Выбрать главу

…Мы почему-то нередко ставим знак равенства между нетрадиционностью и усложненностью формы, а иногда вообще объединяем эти понятия. На самом деле, по-моему, это далеко не так. Причина, должно быть, в том, что нетрадиционное поначалу выглядит непривычно, оно бывает не сразу доступно, хотя в своей основе может быть просто, ясно и гармонично…

Самым ближайшим примером, по-моему, может служить фильм Андрея Тарковского «Зеркало». Доминанта этой картины – мысль о трудной судьбе доброты, не существующей в идеальных, как бы специально для нее созданных условиях. В реальной жизни доброта постоянно наталкивается на сопротивление действительности, отыскивая в себе силы для этого сопротивления, и продолжает свой путь. Эта мысль, на мой взгляд, возникает в картине в начальных эпизодах, постепенно набирая силу звучания и окончательно выкристаллизовываясь в финале. И говорит об этом Тарковский со зрителем смело, убежденный в общности своей и его нравственной позиции, в общности своего и его духовного опыта.

Альберто Моравиа

Андрей Тарковский в своем прекрасном «Сталкере» создал аллегорию кафкианского типа, с той, однако, разницей, что романы Кафки не заканчиваются (да и как это может произойти? Роман мимирует жизнь, следовательно, он не должен заканчиваться), тогда как в фильме есть нечто вроде окончания; к тому же значение аллегории соотносится не с невременным и абстрактным человеческим состоянием, а с вполне исторической ситуацией, в которой сейчас находится все человечество. Тот факт, что действие фильма оказывается кольцеобразным (совершает оборот, круговое движение), то есть Сталкер после путешествия в Зону возвращается к месту отправления, позволяет предполагать, что фильм также является кольцеобразным размышлением о современном мире. Что же это за размышление? Вот, на мой взгляд, его суть: человечество загнало себя в тупик, но необходимо иметь веру, что, может быть, из него и удастся выбраться.
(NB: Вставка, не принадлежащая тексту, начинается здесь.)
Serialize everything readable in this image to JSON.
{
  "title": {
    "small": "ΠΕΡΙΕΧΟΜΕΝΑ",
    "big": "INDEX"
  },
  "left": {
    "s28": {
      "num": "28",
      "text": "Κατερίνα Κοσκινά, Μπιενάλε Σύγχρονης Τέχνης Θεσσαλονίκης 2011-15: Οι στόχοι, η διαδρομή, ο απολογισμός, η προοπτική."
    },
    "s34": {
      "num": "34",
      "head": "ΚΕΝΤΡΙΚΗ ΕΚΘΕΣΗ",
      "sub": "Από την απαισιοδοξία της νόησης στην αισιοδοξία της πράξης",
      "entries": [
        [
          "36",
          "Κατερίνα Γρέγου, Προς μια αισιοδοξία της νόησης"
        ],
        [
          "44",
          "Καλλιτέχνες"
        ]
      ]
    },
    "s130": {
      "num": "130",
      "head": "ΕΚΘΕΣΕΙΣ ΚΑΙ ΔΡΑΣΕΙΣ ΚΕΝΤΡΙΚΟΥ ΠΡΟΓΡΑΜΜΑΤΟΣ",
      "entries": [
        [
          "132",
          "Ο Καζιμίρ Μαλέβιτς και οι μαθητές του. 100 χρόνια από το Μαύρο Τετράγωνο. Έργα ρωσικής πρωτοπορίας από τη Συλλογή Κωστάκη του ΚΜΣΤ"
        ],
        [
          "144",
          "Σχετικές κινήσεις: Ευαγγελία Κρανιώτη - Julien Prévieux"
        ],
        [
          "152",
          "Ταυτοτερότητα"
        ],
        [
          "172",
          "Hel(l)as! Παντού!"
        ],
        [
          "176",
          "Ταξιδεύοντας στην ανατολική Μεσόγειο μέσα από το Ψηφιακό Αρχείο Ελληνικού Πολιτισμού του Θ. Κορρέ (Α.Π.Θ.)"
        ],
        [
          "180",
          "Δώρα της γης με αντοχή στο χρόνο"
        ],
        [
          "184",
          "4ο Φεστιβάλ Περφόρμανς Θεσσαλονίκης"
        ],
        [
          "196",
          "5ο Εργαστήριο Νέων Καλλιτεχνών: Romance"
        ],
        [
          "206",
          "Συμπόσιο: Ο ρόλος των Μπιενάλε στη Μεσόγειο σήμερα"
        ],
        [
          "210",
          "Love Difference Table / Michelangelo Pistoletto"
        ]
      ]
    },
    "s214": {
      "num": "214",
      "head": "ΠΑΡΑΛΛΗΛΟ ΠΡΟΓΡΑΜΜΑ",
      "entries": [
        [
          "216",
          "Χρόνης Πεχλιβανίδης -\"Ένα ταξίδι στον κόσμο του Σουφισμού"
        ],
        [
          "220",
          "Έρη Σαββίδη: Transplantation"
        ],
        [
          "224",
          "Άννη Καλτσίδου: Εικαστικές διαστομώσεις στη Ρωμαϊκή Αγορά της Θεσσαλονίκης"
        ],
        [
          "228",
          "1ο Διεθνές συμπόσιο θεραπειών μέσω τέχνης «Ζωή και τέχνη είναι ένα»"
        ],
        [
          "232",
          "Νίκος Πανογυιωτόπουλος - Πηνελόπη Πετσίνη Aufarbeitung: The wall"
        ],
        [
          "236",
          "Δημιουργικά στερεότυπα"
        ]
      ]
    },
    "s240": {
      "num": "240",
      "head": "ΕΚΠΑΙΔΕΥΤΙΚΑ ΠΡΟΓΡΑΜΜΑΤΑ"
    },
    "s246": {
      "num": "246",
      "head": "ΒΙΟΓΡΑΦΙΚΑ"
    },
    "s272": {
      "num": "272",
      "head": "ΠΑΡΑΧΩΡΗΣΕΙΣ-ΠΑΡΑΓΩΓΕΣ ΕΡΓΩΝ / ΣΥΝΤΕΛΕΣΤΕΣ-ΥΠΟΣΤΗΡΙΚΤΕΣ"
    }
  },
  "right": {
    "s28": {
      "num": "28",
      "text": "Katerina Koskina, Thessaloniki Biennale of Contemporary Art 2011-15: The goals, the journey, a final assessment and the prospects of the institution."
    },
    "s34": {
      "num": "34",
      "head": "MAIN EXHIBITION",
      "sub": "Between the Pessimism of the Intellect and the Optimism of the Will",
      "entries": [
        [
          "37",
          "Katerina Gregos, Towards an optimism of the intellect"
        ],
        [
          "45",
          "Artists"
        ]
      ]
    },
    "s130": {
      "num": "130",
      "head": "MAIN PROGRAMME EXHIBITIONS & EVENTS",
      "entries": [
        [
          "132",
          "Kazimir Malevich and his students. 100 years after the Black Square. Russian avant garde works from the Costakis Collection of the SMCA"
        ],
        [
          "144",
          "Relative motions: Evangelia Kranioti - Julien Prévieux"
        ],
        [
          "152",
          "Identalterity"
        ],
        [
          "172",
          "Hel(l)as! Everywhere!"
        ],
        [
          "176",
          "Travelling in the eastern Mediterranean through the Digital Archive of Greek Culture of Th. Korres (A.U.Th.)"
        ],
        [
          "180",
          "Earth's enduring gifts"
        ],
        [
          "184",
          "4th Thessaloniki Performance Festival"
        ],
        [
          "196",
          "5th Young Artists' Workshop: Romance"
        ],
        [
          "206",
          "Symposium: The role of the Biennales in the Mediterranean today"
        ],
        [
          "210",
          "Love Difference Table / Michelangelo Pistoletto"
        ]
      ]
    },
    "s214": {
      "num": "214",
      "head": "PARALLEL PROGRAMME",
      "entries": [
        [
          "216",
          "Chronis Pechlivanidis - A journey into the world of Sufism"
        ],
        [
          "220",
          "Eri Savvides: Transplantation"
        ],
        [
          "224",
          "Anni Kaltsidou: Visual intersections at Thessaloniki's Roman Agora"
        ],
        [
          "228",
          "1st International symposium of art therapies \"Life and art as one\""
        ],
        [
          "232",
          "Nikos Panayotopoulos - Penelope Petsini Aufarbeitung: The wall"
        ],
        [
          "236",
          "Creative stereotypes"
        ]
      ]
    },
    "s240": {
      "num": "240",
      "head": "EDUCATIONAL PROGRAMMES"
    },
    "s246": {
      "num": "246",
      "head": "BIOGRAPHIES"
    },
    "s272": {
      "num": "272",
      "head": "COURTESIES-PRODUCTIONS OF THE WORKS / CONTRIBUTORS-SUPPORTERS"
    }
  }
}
Ностальгия, о которой идет речь в одноименном фильме Андрея Тарковского, – это состояние души, хорошо известное путешественникам и называющееся по-английски приблизительно «home sickness», то есть недомогание от разлуки с домом.

Фильм дорог прежде всего своим потаенным, скрытым напряжением воображения, которое, сталкиваясь с как никогда нормальной и малоповествовательной реальностью, почти застилает ее густым покрывалом символов. Стремление к символизму – одно из постоянных явлений в русском искусстве и литературе; в фильме Тарковского это стремление проявляется почти с одержимостью. Символические «объекты», с другой стороны, более или менее те же, что и в «Сталкере»: отравленные стоячие воды, безобразные развалины, вызванные скорее пренебрежением и нерадивостью, чем древностью, экологическое гниение, подкрадывающееся ощущение смерти, ужас перед настоящим, поиски несказанной радости прошлого. В литературе этот материал больше подходил бы для поэзии, чем для прозы. В работе над сценарием принимал участие Тонино Гуэрра; съедающая его эсхатология прекрасно сплетается с пылающей эсхатологией Тарковского.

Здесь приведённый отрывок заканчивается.